2.3               Principio     de     la     doble  incriminación:   

De  acuerdo  con lo previsto en el artículo  493,  numeral  1,  de la  Ley 906 de 2004, para conceder la extradición es  presupuesto  indispensable  que  el  hecho que la motiva también esté previsto  como  delito  en  Colombia y reprimido con una sanción privativa de la libertad  cuyo mínimo no sea inferior a cuatro (4) años.   

No  obstante que el defensor presentó fuera  de  término  las  alegaciones  de fondo, se le responde que en relación con lo  dicho  sobre  este  requisito  no  es  posible  reducir    los  cargos  formulados   en   la   acusación  extranjera  porque  ello  implica  una  labor  jurisdiccional ajena al trámite de extradición.   

Al respecto la jurisprudencia constitucional  manifestó que,    

                               

                           De  conformidad  con  lo  expuesto,  y  por su propio contenido, el acto mismo de la  extradición  no decide, ni en el concepto previo, ni en su concesión posterior  sobre   la   existencia   del  delito,  ni  sobre  la  autoría,  ni  sobre  las  circunstancias  de tiempo, modo y lugar en que se cometió el hecho, ni sobre la  culpabilidad  del  imputado,  ni sobre las causales de agravación o diminuentes  punitivas,     ni     sobre    la    dosimetría    de    la    pena,  todo  lo cual indica que no se está en  presencia  de  un  acto  de  juzgamiento,  como quiera que no se ejerce función  jurisdicente.    

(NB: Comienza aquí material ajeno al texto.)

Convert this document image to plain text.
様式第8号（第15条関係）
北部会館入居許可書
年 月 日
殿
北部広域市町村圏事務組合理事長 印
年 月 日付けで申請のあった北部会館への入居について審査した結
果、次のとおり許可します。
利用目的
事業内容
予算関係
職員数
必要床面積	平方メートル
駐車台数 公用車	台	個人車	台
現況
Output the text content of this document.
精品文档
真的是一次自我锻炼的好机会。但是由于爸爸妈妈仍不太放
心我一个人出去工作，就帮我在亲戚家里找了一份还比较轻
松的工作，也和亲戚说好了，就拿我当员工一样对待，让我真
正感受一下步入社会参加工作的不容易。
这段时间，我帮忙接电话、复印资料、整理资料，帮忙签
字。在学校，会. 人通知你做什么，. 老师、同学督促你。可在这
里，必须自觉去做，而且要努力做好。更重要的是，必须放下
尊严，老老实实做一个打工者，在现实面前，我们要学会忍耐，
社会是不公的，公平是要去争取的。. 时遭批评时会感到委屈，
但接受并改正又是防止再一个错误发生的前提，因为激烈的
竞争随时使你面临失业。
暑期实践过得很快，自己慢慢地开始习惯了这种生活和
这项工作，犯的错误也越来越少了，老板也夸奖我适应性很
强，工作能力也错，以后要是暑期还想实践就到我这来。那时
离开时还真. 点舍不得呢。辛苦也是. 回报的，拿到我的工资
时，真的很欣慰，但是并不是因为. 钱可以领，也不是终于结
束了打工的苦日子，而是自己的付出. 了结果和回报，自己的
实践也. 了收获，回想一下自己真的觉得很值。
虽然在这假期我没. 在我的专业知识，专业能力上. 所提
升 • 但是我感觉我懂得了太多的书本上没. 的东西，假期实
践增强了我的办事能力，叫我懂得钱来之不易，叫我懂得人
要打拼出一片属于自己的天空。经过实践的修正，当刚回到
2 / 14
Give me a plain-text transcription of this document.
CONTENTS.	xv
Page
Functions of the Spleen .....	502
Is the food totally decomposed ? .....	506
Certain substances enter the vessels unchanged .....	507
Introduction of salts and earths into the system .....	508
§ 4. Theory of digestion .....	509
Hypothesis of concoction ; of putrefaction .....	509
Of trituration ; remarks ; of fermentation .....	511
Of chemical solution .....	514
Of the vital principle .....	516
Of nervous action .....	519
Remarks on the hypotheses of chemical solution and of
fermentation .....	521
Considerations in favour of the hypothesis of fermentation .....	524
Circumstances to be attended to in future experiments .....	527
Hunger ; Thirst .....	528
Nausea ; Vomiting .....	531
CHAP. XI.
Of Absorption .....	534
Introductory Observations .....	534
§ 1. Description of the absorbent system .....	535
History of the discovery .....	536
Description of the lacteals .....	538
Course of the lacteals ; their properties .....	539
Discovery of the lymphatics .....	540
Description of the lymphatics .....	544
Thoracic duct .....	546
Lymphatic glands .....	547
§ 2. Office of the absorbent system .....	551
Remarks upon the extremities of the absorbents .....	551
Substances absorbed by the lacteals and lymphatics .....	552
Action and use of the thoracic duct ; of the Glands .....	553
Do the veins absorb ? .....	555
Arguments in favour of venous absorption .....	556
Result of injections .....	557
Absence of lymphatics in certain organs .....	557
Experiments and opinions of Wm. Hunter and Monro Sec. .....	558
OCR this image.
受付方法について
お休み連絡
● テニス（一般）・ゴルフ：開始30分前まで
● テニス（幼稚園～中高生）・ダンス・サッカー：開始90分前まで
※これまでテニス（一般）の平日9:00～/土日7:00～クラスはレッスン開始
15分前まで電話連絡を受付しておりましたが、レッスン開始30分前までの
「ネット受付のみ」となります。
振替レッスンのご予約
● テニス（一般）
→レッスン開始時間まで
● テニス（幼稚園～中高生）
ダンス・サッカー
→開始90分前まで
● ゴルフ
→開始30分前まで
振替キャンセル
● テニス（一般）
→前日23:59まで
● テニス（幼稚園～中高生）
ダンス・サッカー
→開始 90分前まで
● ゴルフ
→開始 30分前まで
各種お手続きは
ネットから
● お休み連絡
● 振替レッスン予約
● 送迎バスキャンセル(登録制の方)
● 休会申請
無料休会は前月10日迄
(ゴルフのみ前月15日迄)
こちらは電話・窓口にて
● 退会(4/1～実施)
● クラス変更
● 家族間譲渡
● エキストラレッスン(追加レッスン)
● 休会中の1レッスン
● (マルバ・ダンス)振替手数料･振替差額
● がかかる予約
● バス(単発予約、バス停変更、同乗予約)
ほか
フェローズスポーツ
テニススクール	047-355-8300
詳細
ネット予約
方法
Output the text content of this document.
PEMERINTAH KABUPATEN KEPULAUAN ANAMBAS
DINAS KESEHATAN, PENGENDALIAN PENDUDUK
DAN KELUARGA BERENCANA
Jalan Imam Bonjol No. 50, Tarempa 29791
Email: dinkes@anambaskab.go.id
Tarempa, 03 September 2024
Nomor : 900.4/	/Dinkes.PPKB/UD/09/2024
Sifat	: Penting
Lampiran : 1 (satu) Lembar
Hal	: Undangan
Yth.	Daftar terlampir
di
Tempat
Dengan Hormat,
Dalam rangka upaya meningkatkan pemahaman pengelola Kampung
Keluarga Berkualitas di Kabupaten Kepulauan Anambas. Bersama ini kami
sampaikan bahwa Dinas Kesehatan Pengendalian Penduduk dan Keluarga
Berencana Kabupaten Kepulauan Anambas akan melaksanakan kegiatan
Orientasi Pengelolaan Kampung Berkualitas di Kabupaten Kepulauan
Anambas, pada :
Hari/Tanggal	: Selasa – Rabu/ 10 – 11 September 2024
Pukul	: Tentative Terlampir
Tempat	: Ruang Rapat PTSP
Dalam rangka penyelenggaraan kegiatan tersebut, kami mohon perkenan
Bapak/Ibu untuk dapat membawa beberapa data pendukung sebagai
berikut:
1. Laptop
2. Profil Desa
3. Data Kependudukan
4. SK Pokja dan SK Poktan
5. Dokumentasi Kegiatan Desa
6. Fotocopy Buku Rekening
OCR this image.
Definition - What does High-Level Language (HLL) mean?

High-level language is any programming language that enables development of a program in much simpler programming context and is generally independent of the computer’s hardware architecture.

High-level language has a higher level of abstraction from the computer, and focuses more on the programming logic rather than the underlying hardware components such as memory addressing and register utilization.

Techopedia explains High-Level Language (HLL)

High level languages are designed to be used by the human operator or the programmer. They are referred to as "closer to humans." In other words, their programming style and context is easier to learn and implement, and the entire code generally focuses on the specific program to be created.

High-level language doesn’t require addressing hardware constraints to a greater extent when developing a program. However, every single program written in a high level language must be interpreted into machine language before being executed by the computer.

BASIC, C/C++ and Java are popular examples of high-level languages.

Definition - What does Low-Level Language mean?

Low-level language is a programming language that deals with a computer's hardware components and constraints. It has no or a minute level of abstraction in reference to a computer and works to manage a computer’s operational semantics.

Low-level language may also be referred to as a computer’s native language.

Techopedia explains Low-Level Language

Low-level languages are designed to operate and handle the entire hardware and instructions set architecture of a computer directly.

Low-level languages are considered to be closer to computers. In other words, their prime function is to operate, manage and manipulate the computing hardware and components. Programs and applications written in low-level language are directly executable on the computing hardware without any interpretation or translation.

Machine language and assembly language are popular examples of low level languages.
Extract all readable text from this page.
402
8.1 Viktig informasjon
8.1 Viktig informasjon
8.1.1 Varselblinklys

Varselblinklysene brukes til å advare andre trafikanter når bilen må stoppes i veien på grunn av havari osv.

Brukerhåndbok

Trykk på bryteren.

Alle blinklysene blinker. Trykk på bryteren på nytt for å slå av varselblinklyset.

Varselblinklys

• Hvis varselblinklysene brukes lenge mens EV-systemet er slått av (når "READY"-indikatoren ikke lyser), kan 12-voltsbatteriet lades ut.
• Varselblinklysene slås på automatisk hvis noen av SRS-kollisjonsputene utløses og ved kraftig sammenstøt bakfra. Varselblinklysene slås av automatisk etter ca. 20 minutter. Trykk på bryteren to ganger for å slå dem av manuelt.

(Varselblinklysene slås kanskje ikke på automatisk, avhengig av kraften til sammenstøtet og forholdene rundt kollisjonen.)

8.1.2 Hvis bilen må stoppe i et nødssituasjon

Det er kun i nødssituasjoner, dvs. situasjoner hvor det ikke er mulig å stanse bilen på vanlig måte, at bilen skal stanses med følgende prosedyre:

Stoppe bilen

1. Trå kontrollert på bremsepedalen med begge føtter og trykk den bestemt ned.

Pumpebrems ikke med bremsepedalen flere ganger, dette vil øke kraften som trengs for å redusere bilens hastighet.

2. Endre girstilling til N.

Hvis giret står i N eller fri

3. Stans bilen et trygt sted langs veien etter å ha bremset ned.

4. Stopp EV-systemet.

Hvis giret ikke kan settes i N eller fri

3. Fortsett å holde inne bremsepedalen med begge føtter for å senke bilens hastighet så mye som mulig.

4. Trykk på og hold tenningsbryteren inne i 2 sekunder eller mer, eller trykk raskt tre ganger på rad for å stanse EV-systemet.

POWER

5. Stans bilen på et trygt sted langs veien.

Entrar en una controversia de orden jurídico  como  si se tratara de un acto jurisdiccional, implicaría el desconocimiento de  la  soberanía del Estado requirente, como quiera que es en ese país y no en el  requerido  en  donde se deben debatir y controvertir las pruebas que obren en el  proceso  correspondiente,  de  conformidad  con  las disposiciones sobre Derecho  Internacional   Humanitario  y  con  las  normas  penales  internas  del  Estado  extranjero4   

.  

Además,  este  aspecto  implica cotejar los  hechos  en  que se fundamenta el pedido extranjero con la legislación interna a  fin  de verificar si esos mismos supuestos encuentran correspondencia típica en  cualquiera  de  los  delitos  definidos  por  la  ley  nacional  sin importar la  denominación  que  se  les asigne y constatar que los punibles imputados tengan  señalada  pena  privativa  de  la  libertad  cuyo mínimo no sea inferior a los  cuatro   años   anunciados,   como   se   demuestra   seguidamente   para  este  caso.   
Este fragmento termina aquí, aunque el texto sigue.